In nasal and bronchial epithelial cells exposed to environmental allergens, both cell death can be observed, and cells can lose their epithelial character and gain mesenchymal character. Eosinophils, which play an important role in the pathophysiology of both allergic asthma and allergic rhinitis, can affect cell responses when they migrate to the inflammation area and become activated.
Within the scope of the thesis study, nasal and bronchial epithelial cells were stimulated by Cup a1 and Der p6 allergens, which have limited information in the literature, and cell responses were determined by caspase-dependent & independent (apoptosis, anoikis, necroptosis, parthanatos) cell death pathways and epithelial mesenchymal transformation (EMT) at the level of gene expression. The first stage of the experiments was carried out in monolayer culture and the appropriate concentration & time was determined. Afterwards, epithelial cells were grown by the ALI-culture process and co-cultured with activated eosinophils. Mono and co-culture groups formed at the end of the ALI-culture process were stimulated with appropriate allergen conditions and cell responses were investigated again through death pathways and EMT. The synergistic effects of allergens on cells were determined by performing allergen stimulations separately and together.

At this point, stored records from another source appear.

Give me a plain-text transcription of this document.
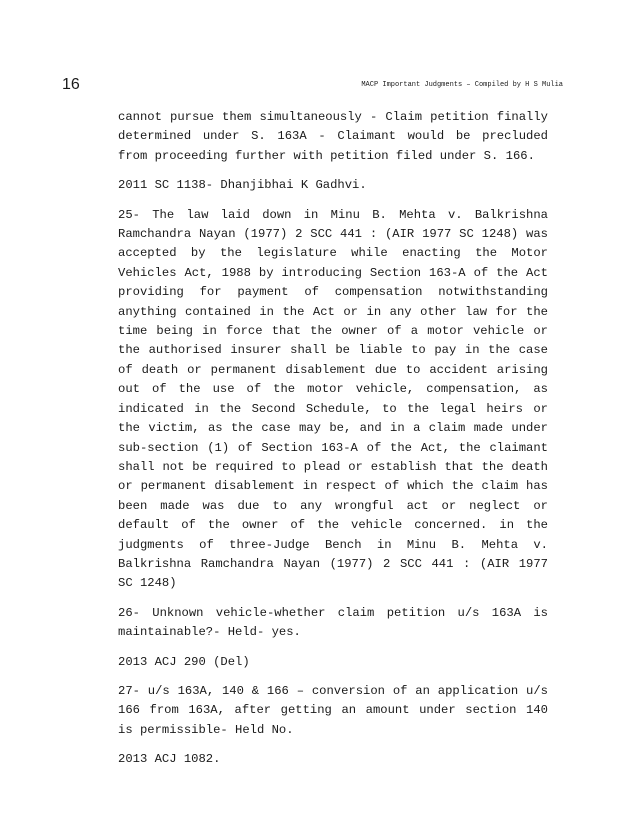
16	MACP Important Judgments – Compiled by H S Mulia

cannot pursue them simultaneously - Claim petition finally determined under S. 163A - Claimant would be precluded from proceeding further with petition filed under S. 166.

2011 SC 1138- Dhanjibhai K Gadhvi.

25- The law laid down in Minu B. Mehta v. Balkrishna Ramchandra Nayan (1977) 2 SCC 441 : (AIR 1977 SC 1248) was accepted by the legislature while enacting the Motor Vehicles Act, 1988 by introducing Section 163-A of the Act providing for payment of compensation notwithstanding anything contained in the Act or in any other law for the time being in force that the owner of a motor vehicle or the authorised insurer shall be liable to pay in the case of death or permanent disablement due to accident arising out of the use of the motor vehicle, compensation, as indicated in the Second Schedule, to the legal heirs or the victim, as the case may be, and in a claim made under sub-section (1) of Section 163-A of the Act, the claimant shall not be required to plead or establish that the death or permanent disablement in respect of which the claim has been made was due to any wrongful act or neglect or default of the owner of the vehicle concerned. in the judgments of three-Judge Bench in Minu B. Mehta v. Balkrishna Ramchandra Nayan (1977) 2 SCC 441 : (AIR 1977 SC 1248)

26- Unknown vehicle-whether claim petition u/s 163A is maintainable?- Held- yes.

2013 ACJ 290 (Del)

27- u/s 163A, 140 & 166 – conversion of an application u/s 166 from 163A, after getting an amount under section 140 is permissible- Held No.

2013 ACJ 1082.
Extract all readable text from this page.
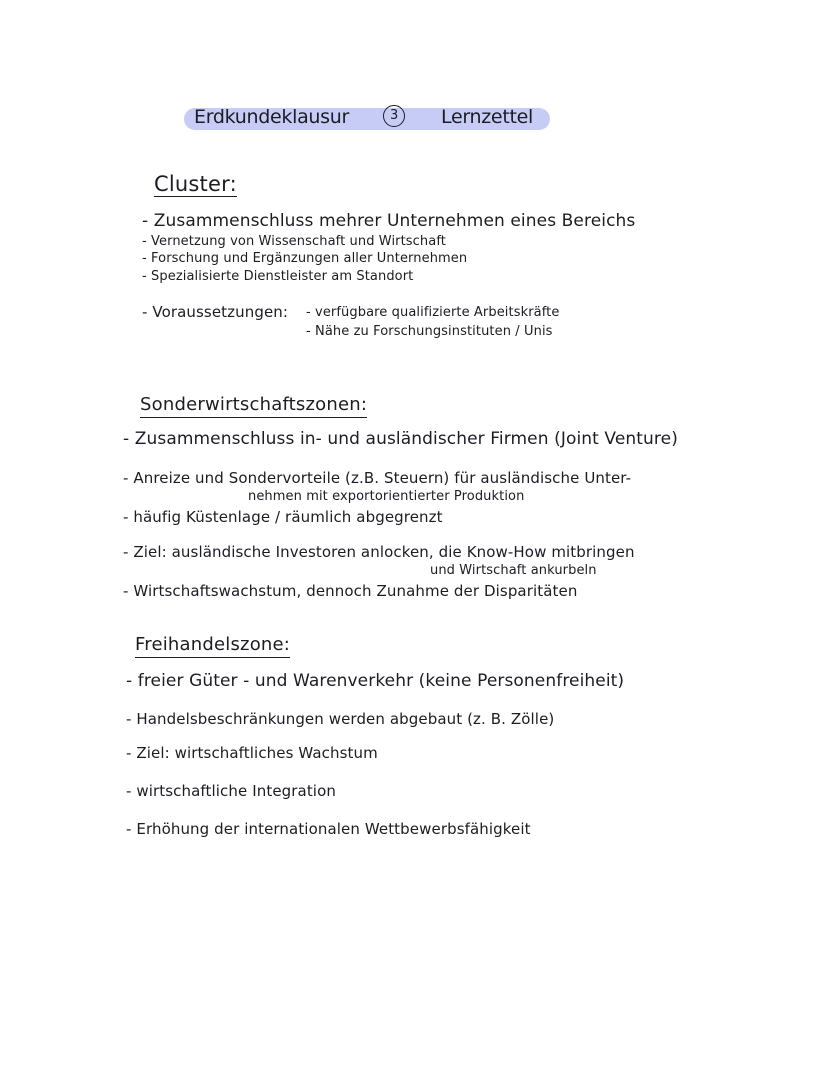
Erdkundeklausur	3	Lernzettel
Cluster:
- Zusammenschluss mehrer Unternehmen eines Bereichs
- Vernetzung von Wissenschaft und Wirtschaft
- Forschung und Ergänzungen aller Unternehmen
- Spezialisierte Dienstleister am Standort
- Voraussetzungen: - verfügbare qualifizierte Arbeitskräfte
- Nähe zu Forschungsinstituten / Unis
Sonderwirtschaftszonen:
- Zusammenschluss in- und ausländischer Firmen (Joint Venture)
- Anreize und Sondervorteile (z.B. Steuern) für ausländische Unter-
nehmen mit exportorientierter Produktion
- häufig Küstenlage / räumlich abgegrenzt
- Ziel: ausländische Investoren anlocken, die Know-How mitbringen
und Wirtschaft ankurbeln
- Wirtschaftswachstum, dennoch Zunahme der Disparitäten
Freihandelszone:
- freier Güter - und Warenverkehr (keine Personenfreiheit)
- Handelsbeschränkungen werden abgebaut (z. B. Zölle)
- Ziel: wirtschaftliches Wachstum
- wirtschaftliche Integration
- Erhöhung der internationalen Wettbewerbsfähigkeit
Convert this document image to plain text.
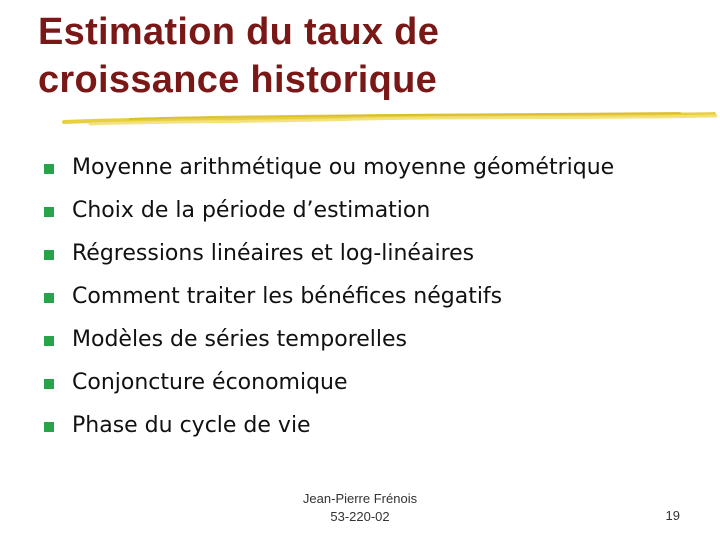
Estimation du taux de
croissance historique
Moyenne arithmétique ou moyenne géométrique
Choix de la période d’estimation
Régressions linéaires et log-linéaires
Comment traiter les bénéfices négatifs
Modèles de séries temporelles
Conjoncture économique
Phase du cycle de vie
Jean-Pierre Frénois
53-220-02	19
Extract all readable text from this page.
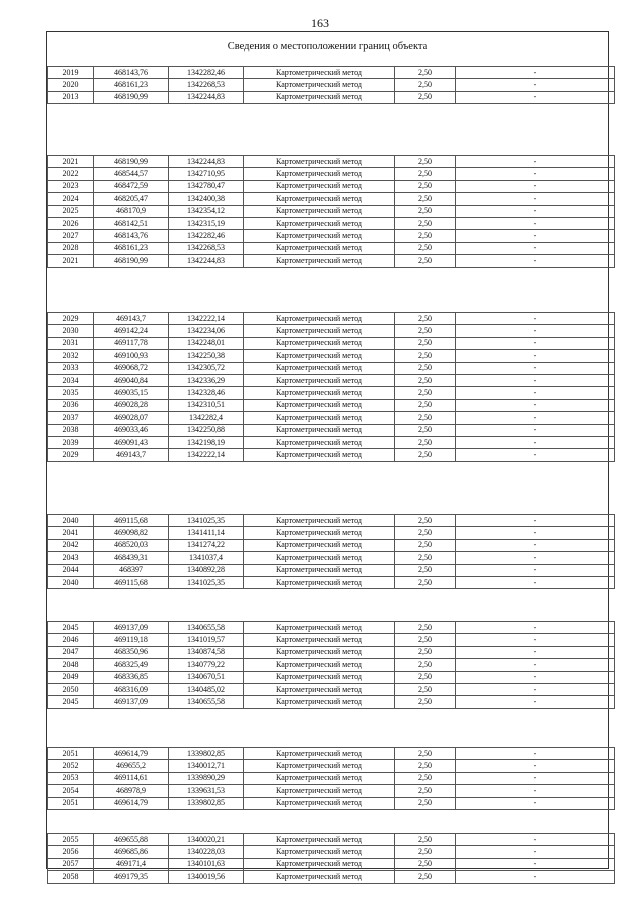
163
Сведения о местоположении границ объекта
2019	468143,76	1342282,46	Картометрический метод	2,50	-
2020	468161,23	1342268,53	Картометрический метод	2,50	-
2013	468190,99	1342244,83	Картометрический метод	2,50	-
2021	468190,99	1342244,83	Картометрический метод	2,50	-
2022	468544,57	1342710,95	Картометрический метод	2,50	-
2023	468472,59	1342780,47	Картометрический метод	2,50	-
2024	468205,47	1342400,38	Картометрический метод	2,50	-
2025	468170,9	1342354,12	Картометрический метод	2,50	-
2026	468142,51	1342315,19	Картометрический метод	2,50	-
2027	468143,76	1342282,46	Картометрический метод	2,50	-
2028	468161,23	1342268,53	Картометрический метод	2,50	-
2021	468190,99	1342244,83	Картометрический метод	2,50	-
2029	469143,7	1342222,14	Картометрический метод	2,50	-
2030	469142,24	1342234,06	Картометрический метод	2,50	-
2031	469117,78	1342248,01	Картометрический метод	2,50	-
2032	469100,93	1342250,38	Картометрический метод	2,50	-
2033	469068,72	1342305,72	Картометрический метод	2,50	-
2034	469040,84	1342336,29	Картометрический метод	2,50	-
2035	469035,15	1342328,46	Картометрический метод	2,50	-
2036	469028,28	1342310,51	Картометрический метод	2,50	-
2037	469028,07	1342282,4	Картометрический метод	2,50	-
2038	469033,46	1342250,88	Картометрический метод	2,50	-
2039	469091,43	1342198,19	Картометрический метод	2,50	-
2029	469143,7	1342222,14	Картометрический метод	2,50	-
2040	469115,68	1341025,35	Картометрический метод	2,50	-
2041	469098,82	1341411,14	Картометрический метод	2,50	-
2042	468520,03	1341274,22	Картометрический метод	2,50	-
2043	468439,31	1341037,4	Картометрический метод	2,50	-
2044	468397	1340892,28	Картометрический метод	2,50	-
2040	469115,68	1341025,35	Картометрический метод	2,50	-
2045	469137,09	1340655,58	Картометрический метод	2,50	-
2046	469119,18	1341019,57	Картометрический метод	2,50	-
2047	468350,96	1340874,58	Картометрический метод	2,50	-
2048	468325,49	1340779,22	Картометрический метод	2,50	-
2049	468336,85	1340670,51	Картометрический метод	2,50	-
2050	468316,09	1340485,02	Картометрический метод	2,50	-
2045	469137,09	1340655,58	Картометрический метод	2,50	-
2051	469614,79	1339802,85	Картометрический метод	2,50	-
2052	469655,2	1340012,71	Картометрический метод	2,50	-
2053	469114,61	1339890,29	Картометрический метод	2,50	-
2054	468978,9	1339631,53	Картометрический метод	2,50	-
2051	469614,79	1339802,85	Картометрический метод	2,50	-
2055	469655,88	1340020,21	Картометрический метод	2,50	-
2056	469685,86	1340228,03	Картометрический метод	2,50	-
2057	469171,4	1340101,63	Картометрический метод	2,50	-
2058	469179,35	1340019,56	Картометрический метод	2,50	-
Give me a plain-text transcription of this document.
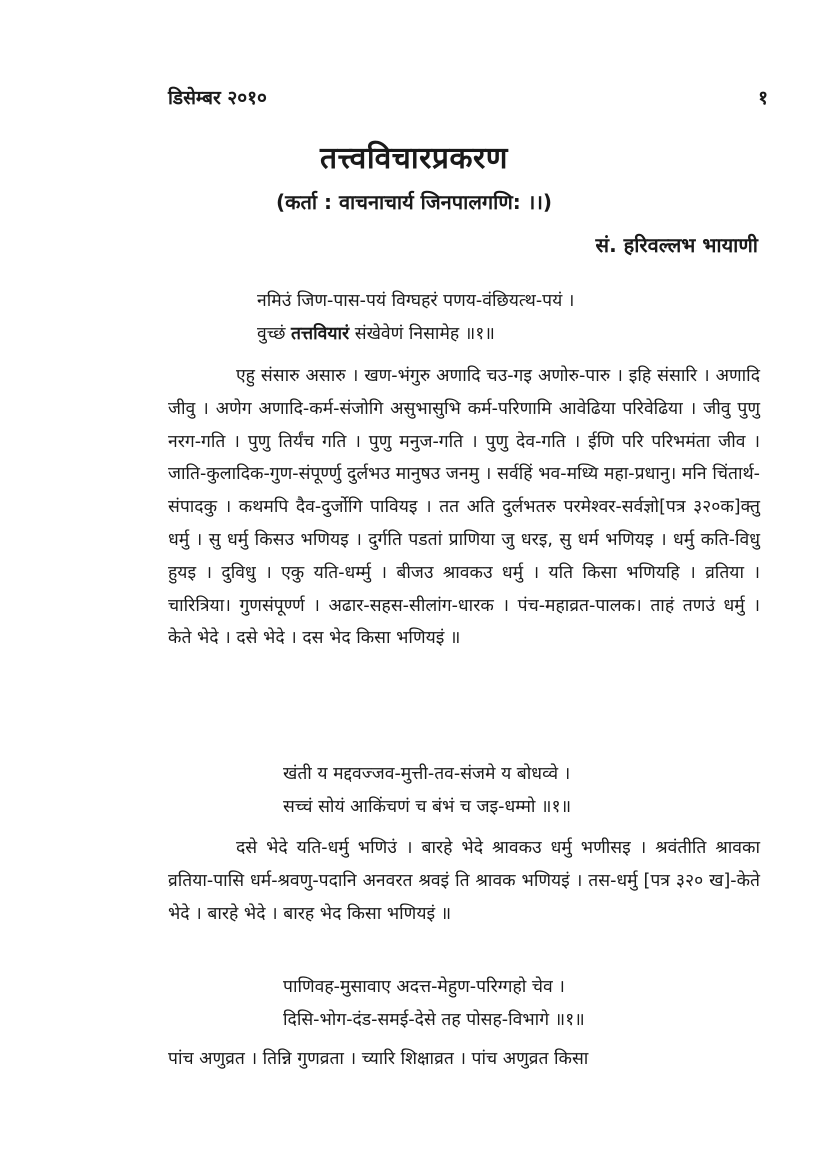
डिसेम्बर २०१०	१
तत्त्वविचारप्रकरण
(कर्ता : वाचनाचार्य जिनपालगणि: ।।)
सं. हरिवल्लभ भायाणी
नमिउं जिण-पास-पयं विग्घहरं पणय-वंछियत्थ-पयं ।
वुच्छं तत्तवियारं संखेवेणं निसामेह ॥१॥
एहु संसारु असारु । खण-भंगुरु अणादि चउ-गइ अणोरु-पारु । इहि संसारि । अणादि जीवु । अणेग अणादि-कर्म-संजोगि असुभासुभि कर्म-परिणामि आवेढिया परिवेढिया । जीवु पुणु नरग-गति । पुणु तिर्यंच गति । पुणु मनुज-गति । पुणु देव-गति । ईणि परि परिभमंता जीव । जाति-कुलादिक-गुण-संपूर्ण्णु दुर्लभउ मानुषउ जनमु । सर्वहिं भव-मध्यि महा-प्रधानु। मनि चिंतार्थ-संपादकु । कथमपि दैव-दुर्जोगि पावियइ । तत अति दुर्लभतरु परमेश्वर-सर्वज्ञो[पत्र ३२०क]क्तु धर्मु । सु धर्मु किसउ भणियइ । दुर्गति पडतां प्राणिया जु धरइ, सु धर्म भणियइ । धर्मु कति-विधु हुयइ । दुविधु । एकु यति-धर्म्मु । बीजउ श्रावकउ धर्मु । यति किसा भणियहि । व्रतिया । चारित्रिया। गुणसंपूर्ण्ण । अढार-सहस-सीलांग-धारक । पंच-महाव्रत-पालक। ताहं तणउं धर्मु । केते भेदे । दसे भेदे । दस भेद किसा भणियइं ॥
खंती य मद्दवज्जव-मुत्ती-तव-संजमे य बोधव्वे ।
सच्चं सोयं आकिंचणं च बंभं च जइ-धम्मो ॥१॥
दसे भेदे यति-धर्मु भणिउं । बारहे भेदे श्रावकउ धर्मु भणीसइ । श्रवंतीति श्रावका व्रतिया-पासि धर्म-श्रवणु-पदानि अनवरत श्रवइं ति श्रावक भणियइं । तस-धर्मु [पत्र ३२० ख]-केते भेदे । बारहे भेदे । बारह भेद किसा भणियइं ॥
पाणिवह-मुसावाए अदत्त-मेहुण-परिग्गहो चेव ।
दिसि-भोग-दंड-समई-देसे तह पोसह-विभागे ॥१॥
पांच अणुव्रत । तिन्नि गुणव्रता । च्यारि शिक्षाव्रत । पांच अणुव्रत किसा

When the results obtained were evaluated, it was determined that more death was observed in bronchial epithelial cells compared to nasal epithelial cells after allergen stimulation and bronchial epithelial cells formed cell responses later. It was determined that Der p6 allergen triggered programmed death pathways in bronchial epithelial cells, but high dose Cup a1 allergen caused necrosis in the cell. In nasal epithelial cells, it was observed that the cell response to both allergens was through programmed death pathways. It was understood that epithelial cells of different origins gave different responses to allergens in monolayer culture stimulation. When the gene expression results obtained from mono and co-culture were compared, it was determined that eosinophils affected the cell response. The results obtained with Cup a1 and Der p6 allergens will contribute to the literature and will be a pioneer for further studies.